L’Homme étoilé : Totalement et je ne suis pas le seul à le dire : c’est une phrase qui guide et qui entoure le milieu des soins palliatifs. Elle a été prononcée par le célèbre cancérologue, le Pr. Jean Bernard et c’est tellement criant de vérité. C’est l’idée qu’effectivement, en soins palliatifs, malheureusement on n’a plus d’emprise sur la maladie et sur son issue mais on a encore une emprise sur ces derniers moments de vie et sur ce qu’on peut décider d’en faire. Effectivement, en soins palliatifs, on a cette préoccupation constante d’intégrer nos patients dans des projets de vie en étant tout simplement attentifs à leurs besoins et demandes et en leur permettant de les exprimer.
En soins palliatifs, on rajoute de la vie aux jours à défaut d’ajouter des jours à la vie !
C’est vrai que le milieu hospitalier a un côté très aseptisé, dans lequel les patients ne s’autorisent pas finalement à profiter. C’est un peu ce qu’illustre l’histoire d’Edmond, le patient qui aimerait tout simplement manger une dame Blanche et qui ne s’autorise même pas à la demander parce que pour lui l’hôpital ne se prête pas à ça. L’hôpital pour lui, c’est subir des plateaux repas qui ne sont pas très appétissants aux derniers jours de sa vie alors que finalement qu’est-ce que ça coûte en termes d’efforts de lui offrir cette dame Blanche ? Pas grand-chose.

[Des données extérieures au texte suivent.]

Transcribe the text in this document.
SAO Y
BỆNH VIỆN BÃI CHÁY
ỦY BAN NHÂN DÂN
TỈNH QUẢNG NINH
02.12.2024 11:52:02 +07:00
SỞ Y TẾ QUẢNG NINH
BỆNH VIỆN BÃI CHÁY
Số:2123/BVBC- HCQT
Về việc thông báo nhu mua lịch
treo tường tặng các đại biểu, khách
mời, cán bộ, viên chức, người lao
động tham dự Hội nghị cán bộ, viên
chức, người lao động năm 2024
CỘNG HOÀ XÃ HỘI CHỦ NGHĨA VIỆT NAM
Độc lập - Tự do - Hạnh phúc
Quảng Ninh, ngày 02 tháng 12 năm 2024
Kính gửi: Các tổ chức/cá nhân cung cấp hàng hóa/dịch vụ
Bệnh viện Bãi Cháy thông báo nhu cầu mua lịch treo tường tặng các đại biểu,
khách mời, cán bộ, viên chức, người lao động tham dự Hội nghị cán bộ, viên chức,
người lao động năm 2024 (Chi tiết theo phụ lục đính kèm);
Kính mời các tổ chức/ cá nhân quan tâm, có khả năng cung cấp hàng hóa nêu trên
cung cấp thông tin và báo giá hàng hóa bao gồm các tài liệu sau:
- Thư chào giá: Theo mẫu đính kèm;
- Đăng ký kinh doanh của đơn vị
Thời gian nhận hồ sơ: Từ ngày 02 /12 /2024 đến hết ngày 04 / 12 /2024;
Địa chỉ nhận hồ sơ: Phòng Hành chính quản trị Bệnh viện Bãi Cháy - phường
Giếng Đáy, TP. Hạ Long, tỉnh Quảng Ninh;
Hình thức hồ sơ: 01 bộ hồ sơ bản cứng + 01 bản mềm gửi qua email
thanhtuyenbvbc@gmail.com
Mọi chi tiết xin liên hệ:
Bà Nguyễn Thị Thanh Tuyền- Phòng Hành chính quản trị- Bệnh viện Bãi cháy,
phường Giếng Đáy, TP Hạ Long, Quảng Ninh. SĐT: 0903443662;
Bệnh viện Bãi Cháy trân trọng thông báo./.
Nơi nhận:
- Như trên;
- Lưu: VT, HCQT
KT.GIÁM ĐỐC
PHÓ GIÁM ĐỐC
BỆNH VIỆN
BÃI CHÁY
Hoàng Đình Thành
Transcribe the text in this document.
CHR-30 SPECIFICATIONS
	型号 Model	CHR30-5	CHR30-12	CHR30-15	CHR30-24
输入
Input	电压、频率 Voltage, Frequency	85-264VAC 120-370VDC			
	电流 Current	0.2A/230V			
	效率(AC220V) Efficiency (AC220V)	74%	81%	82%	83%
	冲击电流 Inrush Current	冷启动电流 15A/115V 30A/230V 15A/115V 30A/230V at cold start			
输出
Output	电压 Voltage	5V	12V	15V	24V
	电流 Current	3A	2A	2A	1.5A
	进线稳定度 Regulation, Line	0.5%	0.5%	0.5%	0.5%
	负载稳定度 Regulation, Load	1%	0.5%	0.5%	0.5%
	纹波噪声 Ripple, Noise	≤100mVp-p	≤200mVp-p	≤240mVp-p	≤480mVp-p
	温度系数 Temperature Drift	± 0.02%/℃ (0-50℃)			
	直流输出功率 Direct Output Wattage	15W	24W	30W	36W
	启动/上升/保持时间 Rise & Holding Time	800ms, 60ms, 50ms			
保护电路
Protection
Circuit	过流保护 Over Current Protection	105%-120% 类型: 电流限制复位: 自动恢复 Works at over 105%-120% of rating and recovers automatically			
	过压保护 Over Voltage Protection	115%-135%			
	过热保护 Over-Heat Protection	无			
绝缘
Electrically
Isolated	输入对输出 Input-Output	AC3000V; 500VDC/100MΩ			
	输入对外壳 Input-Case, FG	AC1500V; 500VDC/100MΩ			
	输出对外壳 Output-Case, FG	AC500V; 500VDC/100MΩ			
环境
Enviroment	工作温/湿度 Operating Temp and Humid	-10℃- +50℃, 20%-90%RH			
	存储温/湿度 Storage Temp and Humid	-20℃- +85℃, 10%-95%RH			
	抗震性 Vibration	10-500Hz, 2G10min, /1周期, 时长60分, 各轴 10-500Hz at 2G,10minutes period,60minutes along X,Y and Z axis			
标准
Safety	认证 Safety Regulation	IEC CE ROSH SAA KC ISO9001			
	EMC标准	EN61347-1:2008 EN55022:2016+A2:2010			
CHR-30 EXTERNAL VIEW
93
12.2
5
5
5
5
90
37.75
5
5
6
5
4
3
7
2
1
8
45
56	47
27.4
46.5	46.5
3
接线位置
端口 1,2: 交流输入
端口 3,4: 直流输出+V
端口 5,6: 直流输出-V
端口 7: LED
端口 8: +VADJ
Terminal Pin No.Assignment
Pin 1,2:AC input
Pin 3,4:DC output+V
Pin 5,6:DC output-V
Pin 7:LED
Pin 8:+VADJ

Petits Frères des Pauvres : avez-vous rencontré de nombreux cas de personnes isolées dans votre service de soins palliatifs ?
L’Homme étoilé : On en rencontre beaucoup oui et c’est d’autant plus marquant qu’à l’inverse on rencontre aussi des familles qui sont aussi extrêmement bien entourées. Après, c’est toujours très délicat de comprendre les motifs de cet isolement. Il est vrai que c’est toujours difficile parce que nous, soignants, nous les rencontrons à un moment T de leur vie, on ne sait pas finalement, quelle mère, quelle épouse, quelle fille… ils ont été dans leur cadre familial. Je me garde de tout jugement à ce niveau-là.
Petits Frères des Pauvres : que pensez-vous du rôle des associations qui visitent les patients à l’hôpital, notamment en soins palliatifs ?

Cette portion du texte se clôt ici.